If Fanatico‘s point is to prove that the grass isn’t always greener, then mission accomplished, but it manages to condemn most of humanity and contemporary culture along the way.
This review of Fanatico Season 1 is spoiler-free.
Everyone wants to be famous. Or, more accurately, everyone wants one of the things that being famous provides — money, recognition, followers, designer clothes, jewelry, girls, boys, whatever. Nobody knows why they want these things, really. Culture tells them it’s because that’s what you need to be cool, and by extension to be happy. So, as that famous quote goes, we buy things we don’t need with money we don’t have to impress people we don’t like. The idea of “celebrity” is that in a nutshell, amplified and presented to the masses. The great achievement of Fanatico, a new, very short Spanish series now streaming on Netflix, is that it doesn’t just make being famous seem miserable, but makes everyone in the general vicinity of fame seem like deplorable monsters.
IMDb bills Fanatico at least in part as a comedy, but trust me when I say there’s nothing remotely funny about it. The plot revolves around Lazaro (Lorenzo Ferro), a blow-out loser with dreams of him and his girlfriend, Clara (Eva Almeida), making their way to a big house with a terrace. He hasn’t put much thought into how he might achieve that, beyond delivering pizzas, and even that he can’t stick with. But an opportunity falls into his lap when Quimera (also Ferro), Spain’s biggest trap musician, takes a fatal overdose and dies on stage, plummeting into the arms of his “adoring” fans. Lazaro has an uncanny resemblance to Quimera, and begins to impersonate him after his death, trying to adopt his lifestyle and success.
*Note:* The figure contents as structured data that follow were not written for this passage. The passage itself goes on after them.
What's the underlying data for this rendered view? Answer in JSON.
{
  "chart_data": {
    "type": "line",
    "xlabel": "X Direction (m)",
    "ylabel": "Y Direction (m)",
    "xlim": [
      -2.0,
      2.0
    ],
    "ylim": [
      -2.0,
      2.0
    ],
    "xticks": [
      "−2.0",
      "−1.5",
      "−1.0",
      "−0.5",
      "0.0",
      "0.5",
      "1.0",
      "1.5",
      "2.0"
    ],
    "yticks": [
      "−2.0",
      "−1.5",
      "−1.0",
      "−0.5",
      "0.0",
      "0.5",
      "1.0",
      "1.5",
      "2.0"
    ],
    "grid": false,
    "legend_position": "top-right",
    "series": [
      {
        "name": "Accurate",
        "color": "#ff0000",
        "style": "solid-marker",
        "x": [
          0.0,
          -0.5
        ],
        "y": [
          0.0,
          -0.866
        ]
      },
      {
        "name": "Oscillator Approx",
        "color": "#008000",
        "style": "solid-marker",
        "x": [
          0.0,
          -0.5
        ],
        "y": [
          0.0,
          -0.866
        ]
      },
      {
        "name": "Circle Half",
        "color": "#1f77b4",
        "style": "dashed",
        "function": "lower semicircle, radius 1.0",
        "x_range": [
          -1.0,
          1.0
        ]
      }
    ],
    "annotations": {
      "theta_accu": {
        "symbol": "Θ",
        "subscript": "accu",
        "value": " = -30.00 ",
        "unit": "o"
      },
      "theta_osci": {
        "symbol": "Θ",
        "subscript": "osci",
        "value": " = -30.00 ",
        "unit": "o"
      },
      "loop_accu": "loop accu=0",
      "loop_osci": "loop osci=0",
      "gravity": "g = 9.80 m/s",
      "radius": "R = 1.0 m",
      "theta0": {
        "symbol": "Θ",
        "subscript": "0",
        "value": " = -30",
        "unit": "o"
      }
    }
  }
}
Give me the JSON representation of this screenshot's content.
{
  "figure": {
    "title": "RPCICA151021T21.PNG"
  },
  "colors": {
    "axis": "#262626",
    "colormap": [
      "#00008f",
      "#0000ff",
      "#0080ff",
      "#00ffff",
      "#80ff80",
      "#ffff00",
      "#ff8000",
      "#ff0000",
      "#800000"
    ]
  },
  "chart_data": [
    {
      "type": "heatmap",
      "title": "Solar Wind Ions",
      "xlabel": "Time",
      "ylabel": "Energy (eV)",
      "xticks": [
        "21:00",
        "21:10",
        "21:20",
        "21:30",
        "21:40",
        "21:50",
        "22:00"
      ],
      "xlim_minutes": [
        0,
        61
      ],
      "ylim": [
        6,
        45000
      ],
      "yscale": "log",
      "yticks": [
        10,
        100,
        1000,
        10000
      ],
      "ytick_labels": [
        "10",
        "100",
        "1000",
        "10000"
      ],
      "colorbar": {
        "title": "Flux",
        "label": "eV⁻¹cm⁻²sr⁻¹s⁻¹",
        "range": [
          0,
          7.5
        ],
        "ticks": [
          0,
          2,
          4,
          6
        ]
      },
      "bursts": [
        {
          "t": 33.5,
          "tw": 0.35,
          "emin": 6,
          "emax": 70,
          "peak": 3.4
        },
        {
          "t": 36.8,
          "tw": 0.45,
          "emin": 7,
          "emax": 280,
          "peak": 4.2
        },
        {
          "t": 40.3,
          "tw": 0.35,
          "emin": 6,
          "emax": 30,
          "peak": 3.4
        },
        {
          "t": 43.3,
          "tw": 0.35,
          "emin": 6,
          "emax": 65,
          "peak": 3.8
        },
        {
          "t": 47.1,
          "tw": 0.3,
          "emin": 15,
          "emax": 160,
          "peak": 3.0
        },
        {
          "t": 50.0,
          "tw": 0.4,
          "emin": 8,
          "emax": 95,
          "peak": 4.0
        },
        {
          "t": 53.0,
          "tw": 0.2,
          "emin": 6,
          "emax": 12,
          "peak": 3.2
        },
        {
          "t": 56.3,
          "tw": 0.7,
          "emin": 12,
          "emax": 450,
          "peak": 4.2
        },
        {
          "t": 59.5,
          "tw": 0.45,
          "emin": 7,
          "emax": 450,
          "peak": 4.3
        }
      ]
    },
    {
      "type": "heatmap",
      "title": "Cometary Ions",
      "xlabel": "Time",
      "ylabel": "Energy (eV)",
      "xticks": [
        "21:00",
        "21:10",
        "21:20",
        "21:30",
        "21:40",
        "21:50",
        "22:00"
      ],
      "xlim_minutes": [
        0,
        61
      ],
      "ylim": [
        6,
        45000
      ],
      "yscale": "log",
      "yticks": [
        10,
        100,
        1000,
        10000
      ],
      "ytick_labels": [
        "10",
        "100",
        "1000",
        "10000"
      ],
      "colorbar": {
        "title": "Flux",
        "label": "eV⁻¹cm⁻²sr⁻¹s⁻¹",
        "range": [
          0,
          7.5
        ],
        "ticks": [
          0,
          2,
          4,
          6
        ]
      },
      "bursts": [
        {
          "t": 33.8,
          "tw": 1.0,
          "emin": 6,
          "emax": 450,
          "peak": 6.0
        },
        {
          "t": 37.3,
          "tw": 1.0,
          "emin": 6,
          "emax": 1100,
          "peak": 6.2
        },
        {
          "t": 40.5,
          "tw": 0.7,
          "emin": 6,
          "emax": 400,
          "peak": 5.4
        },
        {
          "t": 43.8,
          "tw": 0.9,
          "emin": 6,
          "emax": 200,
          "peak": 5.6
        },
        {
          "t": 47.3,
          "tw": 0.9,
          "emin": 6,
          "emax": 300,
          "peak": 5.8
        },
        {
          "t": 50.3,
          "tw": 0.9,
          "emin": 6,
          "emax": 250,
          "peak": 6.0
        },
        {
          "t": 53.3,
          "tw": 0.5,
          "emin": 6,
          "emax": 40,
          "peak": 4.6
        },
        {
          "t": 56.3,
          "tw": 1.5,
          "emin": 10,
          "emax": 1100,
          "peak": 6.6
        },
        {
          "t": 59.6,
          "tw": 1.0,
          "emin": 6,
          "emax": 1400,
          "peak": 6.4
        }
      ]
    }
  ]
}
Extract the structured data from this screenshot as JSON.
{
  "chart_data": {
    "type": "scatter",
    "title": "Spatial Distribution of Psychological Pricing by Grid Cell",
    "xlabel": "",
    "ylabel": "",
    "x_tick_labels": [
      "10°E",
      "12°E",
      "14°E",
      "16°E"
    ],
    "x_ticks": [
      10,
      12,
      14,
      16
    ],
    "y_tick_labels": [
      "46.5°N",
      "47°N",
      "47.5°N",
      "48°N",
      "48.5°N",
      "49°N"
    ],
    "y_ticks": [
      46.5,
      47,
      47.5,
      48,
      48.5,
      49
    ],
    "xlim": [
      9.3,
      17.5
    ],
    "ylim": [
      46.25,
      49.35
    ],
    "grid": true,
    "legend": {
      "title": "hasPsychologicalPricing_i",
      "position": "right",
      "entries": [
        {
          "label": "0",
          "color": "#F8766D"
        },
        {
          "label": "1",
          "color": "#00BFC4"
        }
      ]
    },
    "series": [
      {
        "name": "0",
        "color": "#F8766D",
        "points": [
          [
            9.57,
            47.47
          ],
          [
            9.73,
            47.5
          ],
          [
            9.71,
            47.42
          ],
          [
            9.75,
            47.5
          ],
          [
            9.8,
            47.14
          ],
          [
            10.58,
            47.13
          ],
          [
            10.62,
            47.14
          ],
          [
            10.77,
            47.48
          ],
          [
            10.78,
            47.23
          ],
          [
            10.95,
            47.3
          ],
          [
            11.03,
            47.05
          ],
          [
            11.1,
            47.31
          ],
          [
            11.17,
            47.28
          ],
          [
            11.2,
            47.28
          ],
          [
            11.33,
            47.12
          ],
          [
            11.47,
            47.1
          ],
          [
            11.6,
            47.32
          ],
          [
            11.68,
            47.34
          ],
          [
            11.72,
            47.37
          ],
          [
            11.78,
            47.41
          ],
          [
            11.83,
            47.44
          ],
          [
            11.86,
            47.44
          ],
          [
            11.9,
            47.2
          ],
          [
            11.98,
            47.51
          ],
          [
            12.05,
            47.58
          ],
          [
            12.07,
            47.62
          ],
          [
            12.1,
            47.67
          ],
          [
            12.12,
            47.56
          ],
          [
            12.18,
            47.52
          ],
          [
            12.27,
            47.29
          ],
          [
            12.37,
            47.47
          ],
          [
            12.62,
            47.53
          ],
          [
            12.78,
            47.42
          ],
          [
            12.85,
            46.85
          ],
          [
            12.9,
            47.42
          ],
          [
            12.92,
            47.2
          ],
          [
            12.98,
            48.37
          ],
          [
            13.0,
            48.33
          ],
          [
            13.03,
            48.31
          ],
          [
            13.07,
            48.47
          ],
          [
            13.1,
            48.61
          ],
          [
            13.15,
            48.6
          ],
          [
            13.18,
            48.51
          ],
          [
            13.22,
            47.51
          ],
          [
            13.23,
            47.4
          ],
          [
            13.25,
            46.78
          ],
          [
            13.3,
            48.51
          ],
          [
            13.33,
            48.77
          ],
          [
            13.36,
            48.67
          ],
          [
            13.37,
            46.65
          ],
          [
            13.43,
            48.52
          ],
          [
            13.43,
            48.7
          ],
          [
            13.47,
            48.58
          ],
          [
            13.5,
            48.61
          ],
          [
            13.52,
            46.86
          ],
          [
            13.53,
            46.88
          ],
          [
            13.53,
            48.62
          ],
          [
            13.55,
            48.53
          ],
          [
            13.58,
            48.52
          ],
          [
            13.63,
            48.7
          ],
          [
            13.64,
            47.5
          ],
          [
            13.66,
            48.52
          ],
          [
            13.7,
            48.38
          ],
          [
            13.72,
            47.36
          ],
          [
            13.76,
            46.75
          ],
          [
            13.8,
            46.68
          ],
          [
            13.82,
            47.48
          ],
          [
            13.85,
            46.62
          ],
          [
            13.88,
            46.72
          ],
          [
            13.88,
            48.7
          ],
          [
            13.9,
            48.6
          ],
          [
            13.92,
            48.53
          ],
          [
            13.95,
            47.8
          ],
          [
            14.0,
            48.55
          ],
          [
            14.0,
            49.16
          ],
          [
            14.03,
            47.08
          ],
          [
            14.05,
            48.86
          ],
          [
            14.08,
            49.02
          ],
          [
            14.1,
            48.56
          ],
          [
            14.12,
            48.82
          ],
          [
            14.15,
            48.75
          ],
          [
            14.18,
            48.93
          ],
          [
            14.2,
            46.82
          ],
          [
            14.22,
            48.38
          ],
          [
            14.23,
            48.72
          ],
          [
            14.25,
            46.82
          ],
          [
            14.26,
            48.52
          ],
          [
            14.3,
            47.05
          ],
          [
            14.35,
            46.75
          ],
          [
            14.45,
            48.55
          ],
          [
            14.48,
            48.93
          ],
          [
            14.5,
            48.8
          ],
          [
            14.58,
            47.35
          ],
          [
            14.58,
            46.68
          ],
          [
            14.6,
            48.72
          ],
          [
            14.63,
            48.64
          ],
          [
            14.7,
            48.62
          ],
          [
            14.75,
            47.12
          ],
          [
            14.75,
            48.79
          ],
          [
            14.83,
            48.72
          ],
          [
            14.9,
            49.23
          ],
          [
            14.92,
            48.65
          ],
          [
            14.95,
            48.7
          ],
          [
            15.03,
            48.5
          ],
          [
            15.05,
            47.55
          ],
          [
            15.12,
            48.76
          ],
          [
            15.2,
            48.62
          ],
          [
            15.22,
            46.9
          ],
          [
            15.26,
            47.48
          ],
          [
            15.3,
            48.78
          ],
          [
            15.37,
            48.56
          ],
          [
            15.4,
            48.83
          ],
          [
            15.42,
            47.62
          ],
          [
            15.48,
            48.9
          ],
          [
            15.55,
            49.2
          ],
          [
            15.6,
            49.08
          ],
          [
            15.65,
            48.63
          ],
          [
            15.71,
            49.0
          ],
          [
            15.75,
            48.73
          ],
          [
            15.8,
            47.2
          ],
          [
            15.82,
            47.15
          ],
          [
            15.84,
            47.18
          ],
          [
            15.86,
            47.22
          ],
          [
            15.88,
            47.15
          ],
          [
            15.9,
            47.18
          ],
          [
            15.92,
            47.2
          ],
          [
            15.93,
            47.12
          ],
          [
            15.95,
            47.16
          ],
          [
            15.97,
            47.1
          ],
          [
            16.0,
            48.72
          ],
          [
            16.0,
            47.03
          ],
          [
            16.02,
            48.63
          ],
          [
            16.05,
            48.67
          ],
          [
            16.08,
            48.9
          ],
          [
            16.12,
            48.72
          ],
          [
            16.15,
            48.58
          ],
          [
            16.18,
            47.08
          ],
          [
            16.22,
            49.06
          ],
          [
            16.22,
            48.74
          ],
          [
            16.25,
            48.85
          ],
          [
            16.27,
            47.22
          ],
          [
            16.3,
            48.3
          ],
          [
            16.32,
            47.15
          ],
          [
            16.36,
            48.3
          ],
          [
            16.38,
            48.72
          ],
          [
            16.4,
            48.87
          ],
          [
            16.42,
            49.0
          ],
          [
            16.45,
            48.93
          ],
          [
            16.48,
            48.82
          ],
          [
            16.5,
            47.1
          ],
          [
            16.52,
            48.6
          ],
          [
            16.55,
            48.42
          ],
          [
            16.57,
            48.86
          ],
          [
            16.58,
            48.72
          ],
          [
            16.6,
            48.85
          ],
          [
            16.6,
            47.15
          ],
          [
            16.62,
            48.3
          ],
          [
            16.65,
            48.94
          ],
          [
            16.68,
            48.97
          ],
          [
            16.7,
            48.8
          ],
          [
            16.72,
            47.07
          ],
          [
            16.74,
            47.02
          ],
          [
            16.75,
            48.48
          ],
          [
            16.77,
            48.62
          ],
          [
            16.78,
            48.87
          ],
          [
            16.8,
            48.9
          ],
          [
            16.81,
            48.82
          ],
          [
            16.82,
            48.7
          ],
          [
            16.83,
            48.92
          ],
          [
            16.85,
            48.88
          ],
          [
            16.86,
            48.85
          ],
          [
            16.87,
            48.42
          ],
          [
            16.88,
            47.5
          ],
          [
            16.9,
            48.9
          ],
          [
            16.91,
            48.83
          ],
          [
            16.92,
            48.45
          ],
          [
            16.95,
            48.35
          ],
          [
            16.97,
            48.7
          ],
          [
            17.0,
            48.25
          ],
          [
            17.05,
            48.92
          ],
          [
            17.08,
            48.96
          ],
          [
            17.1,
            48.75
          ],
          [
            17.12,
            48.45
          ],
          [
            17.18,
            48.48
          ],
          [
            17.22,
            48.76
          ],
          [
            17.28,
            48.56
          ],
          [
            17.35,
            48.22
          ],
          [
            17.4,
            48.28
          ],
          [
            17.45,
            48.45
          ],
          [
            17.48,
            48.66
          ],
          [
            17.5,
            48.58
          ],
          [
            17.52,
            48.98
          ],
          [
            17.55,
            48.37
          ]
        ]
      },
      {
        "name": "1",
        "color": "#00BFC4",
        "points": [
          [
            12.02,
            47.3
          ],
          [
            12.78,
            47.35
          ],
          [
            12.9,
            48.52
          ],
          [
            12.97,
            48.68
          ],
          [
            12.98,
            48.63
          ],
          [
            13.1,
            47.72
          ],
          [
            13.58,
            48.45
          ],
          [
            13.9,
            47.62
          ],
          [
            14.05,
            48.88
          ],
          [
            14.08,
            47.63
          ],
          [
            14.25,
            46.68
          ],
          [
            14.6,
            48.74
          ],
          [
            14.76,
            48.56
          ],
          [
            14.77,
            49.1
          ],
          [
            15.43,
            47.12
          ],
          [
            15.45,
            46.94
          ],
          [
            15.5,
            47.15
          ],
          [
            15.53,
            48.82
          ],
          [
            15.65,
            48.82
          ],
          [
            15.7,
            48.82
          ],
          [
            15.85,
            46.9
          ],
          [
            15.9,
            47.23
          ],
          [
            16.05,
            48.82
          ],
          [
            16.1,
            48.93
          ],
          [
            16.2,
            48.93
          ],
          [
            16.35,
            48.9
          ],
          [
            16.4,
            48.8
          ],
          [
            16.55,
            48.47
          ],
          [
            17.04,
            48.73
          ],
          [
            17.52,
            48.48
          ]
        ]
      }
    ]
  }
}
And I get it, that does sound like the premise for a comedy of sorts. But the hook here is that everybody knows Quimera is dead and thus knows that Lazaro is an imposter, and yet the whole thing goes ahead anyway. Lazaro dies his hair, tattoos his face, and starts hanging around parties that Quimera’s friends are throwing in honor of his memory. He starts signing autographs for fans who know their idol is dead but will take the next best thing. He ingratiates himself with Quimera’s former friends, girlfriend, manager, and record label, all of whom are willing to not necessarily accept him but certainly profit from him. Lazaro is allowed to become the ghost of Quimera, and the crowd bays for another pound of his flesh.
There’s a common idea about fiction and storytelling that the audience needs someone to root for. It’s nonsense, and Fanatico is one of the better recent examples of why. This is a story entirely about deeply awful people doing ugly, deplorable things, and yet it’s endlessly fascinating viewing. You can’t look away for the same reasons that you might gawp at a multicar pileup as you drive on by; you’re trying to take account of the wreckage from your position of relative safety. Perhaps you shouldn’t judge, but you will. The spiraling decline of everyone involved becomes perversely satisfying. You start to think these people deserve everything that’s coming to them.
And perhaps they do, but the more relevant question ought to be aimed at the culture which not only allows this kind of depravity but actively rewards it. Fanatico has five twenty-ish-minute episodes; all told, it runs for less time than a feature film. But it seems to go on interminably, this hellish descent into ruin that takes you with it. I’m not sure I can recommend the show, at least not for the traditional reasons, but it’s worth watching as a reminder that perhaps you already have everything you need.